Tout d'abord, l'article 18 ne concerne pas seulement les personnes, mais également les biens. En outre, il ne s'agit pas seulement ici de diffuser, mais également de révéler et de transmettre. Certes, la commission spéciale a adopté un amendement supprimant la caractérisation psychique, trop large, mais certaines formules restent floues, s'agissant notamment de l'intention de nuire ou de la vie professionnelle.

Dans sa rédaction actuelle, l'article punit la diffusion « d'informations relatives à la vie privée, familiale ou professionnelle d'une personne permettant de l'identifier ou de la localiser ». Par conséquent, la diffusion en direct sur internet d'une vidéo d'un policier ou d'un gendarmé filmé dans la rue pourrait être sanctionnée. L'article 18 aurait donc les mêmes conséquences que l'article 24 de la proposition de loi relative à la sécurité globale.

Pour le groupe La France insoumise, il aurait été préférable, avant d'envisager une modification du code pénal, d'examiner si ses dispositions actuelles auraient permis d'agir dans le cas de Samuel Paty. Je n'entrerai pas dans des considérations juridiques trop approfondies, car je ne les maîtrise pas entièrement, mais on aurait ainsi pu recourir aux articles 222-33-2-2 et 226-4-1 du code pénal. L'article 226-4-1 est ainsi rédigé : « Le fait d'usurper l'identité d'un tiers ou de faire usage d'une ou plusieurs données de toute nature permettant de l'identifier en vue de troubler sa tranquillité ou celle d'autrui, ou de porter atteinte à son honneur ou à sa considération, est puni d'un an d'emprisonnement et de 15 000 euros d'amende. »

J'ajoute que si la justice et la police manquent de moyens en matière de renseignement, à la plateforme PHAROS ou à la direction générale de la sécurité intérieure – DGSI – , pour qualifier des faits, ce n'est pas en additionnant les réponses pénales que l'on réglera le problème. Si ma mémoire est bonne, l'assassin de Samuel Paty avait proféré des menaces claires, qui auraient dû appeler l'attention des forces de l'ordre et conduire à protéger l'enseignant, ce qui n'a pas été fait, par manque de moyens. C'est d'ailleurs la raison pour laquelle cet événement a eu pour première conséquence de nouvelles embauches à la plateforme PHAROS.

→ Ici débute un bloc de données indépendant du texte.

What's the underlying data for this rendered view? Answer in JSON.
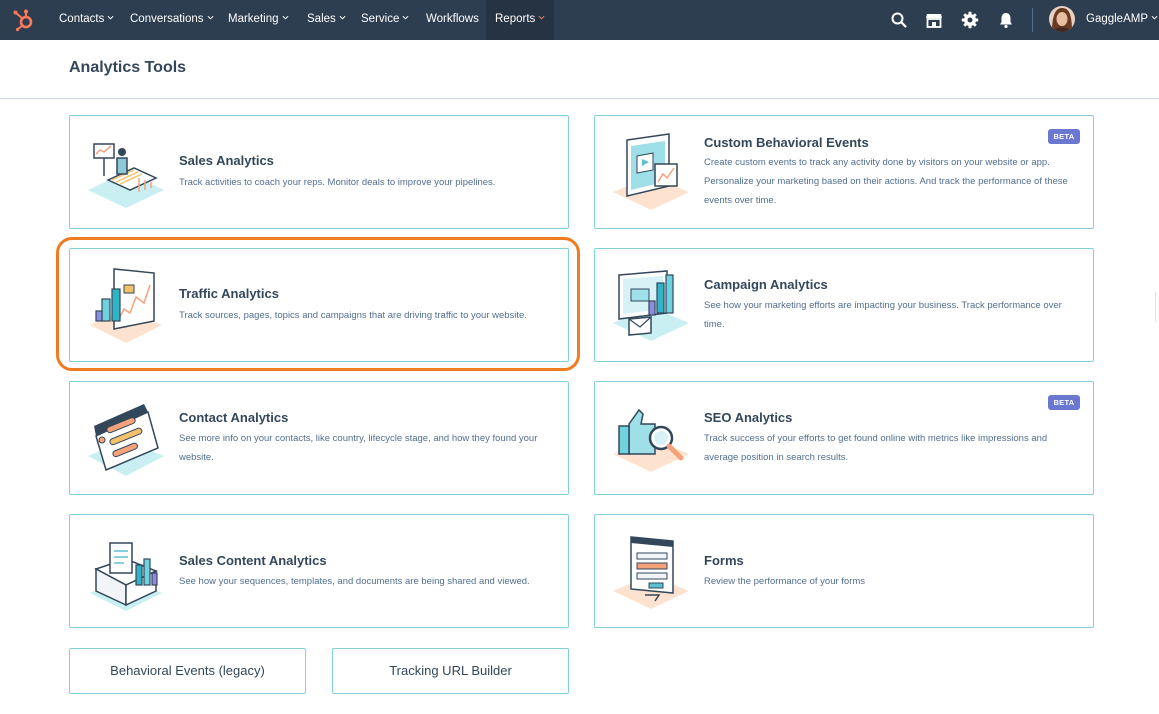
{
  "nav": {
    "items": [
      {
        "label": "Contacts"
      },
      {
        "label": "Conversations"
      },
      {
        "label": "Marketing"
      },
      {
        "label": "Sales"
      },
      {
        "label": "Service"
      },
      {
        "label": "Workflows"
      },
      {
        "label": "Reports"
      }
    ],
    "account_name": "GaggleAMP",
    "icons": [
      "search-icon",
      "marketplace-icon",
      "settings-icon",
      "notifications-icon"
    ],
    "colors": {
      "bar": "#2d3e50",
      "accent": "#ff7a59"
    }
  },
  "page": {
    "title": "Analytics Tools"
  },
  "cards": [
    {
      "title": "Sales Analytics",
      "description": "Track activities to coach your reps. Monitor deals to improve your pipelines."
    },
    {
      "title": "Custom Behavioral Events",
      "description": "Create custom events to track any activity done by visitors on your website or app. Personalize your marketing based on their actions. And track the performance of these events over time.",
      "badge": "BETA"
    },
    {
      "title": "Traffic Analytics",
      "description": "Track sources, pages, topics and campaigns that are driving traffic to your website."
    },
    {
      "title": "Campaign Analytics",
      "description": "See how your marketing efforts are impacting your business. Track performance over time."
    },
    {
      "title": "Contact Analytics",
      "description": "See more info on your contacts, like country, lifecycle stage, and how they found your website."
    },
    {
      "title": "SEO Analytics",
      "description": "Track success of your efforts to get found online with metrics like impressions and average position in search results.",
      "badge": "BETA"
    },
    {
      "title": "Sales Content Analytics",
      "description": "See how your sequences, templates, and documents are being shared and viewed."
    },
    {
      "title": "Forms",
      "description": "Review the performance of your forms"
    }
  ],
  "links": [
    {
      "label": "Behavioral Events (legacy)"
    },
    {
      "label": "Tracking URL Builder"
    }
  ]
}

Nous proposons de supprimer l'article 18 et de réfléchir à un nouvel article répondant à la même ambition, mais sans nuire au droit d'information. À tout le moins, nous appelons l'Assemblée à soutenir l'amendement no 1007 déposé par le groupe Socialistes et apparentés, qui reprend la réserve du Conseil d'État dans son avis sur le texte et propose de modifier l'article afin d'éviter que le nouveau délit qu'il crée ne porte atteinte à la liberté d'informer. En soutenant l'amendement de nos collègues socialistes, qui constituerait un moindre mal, le Gouvernement nous démontrerait que sa volonté est uniquement de prévenir des événements tels que l'assassinat de Samuel Paty, et non de reproduire les dispositions de l'article 24 de la proposition de loi relative à la sécurité globale.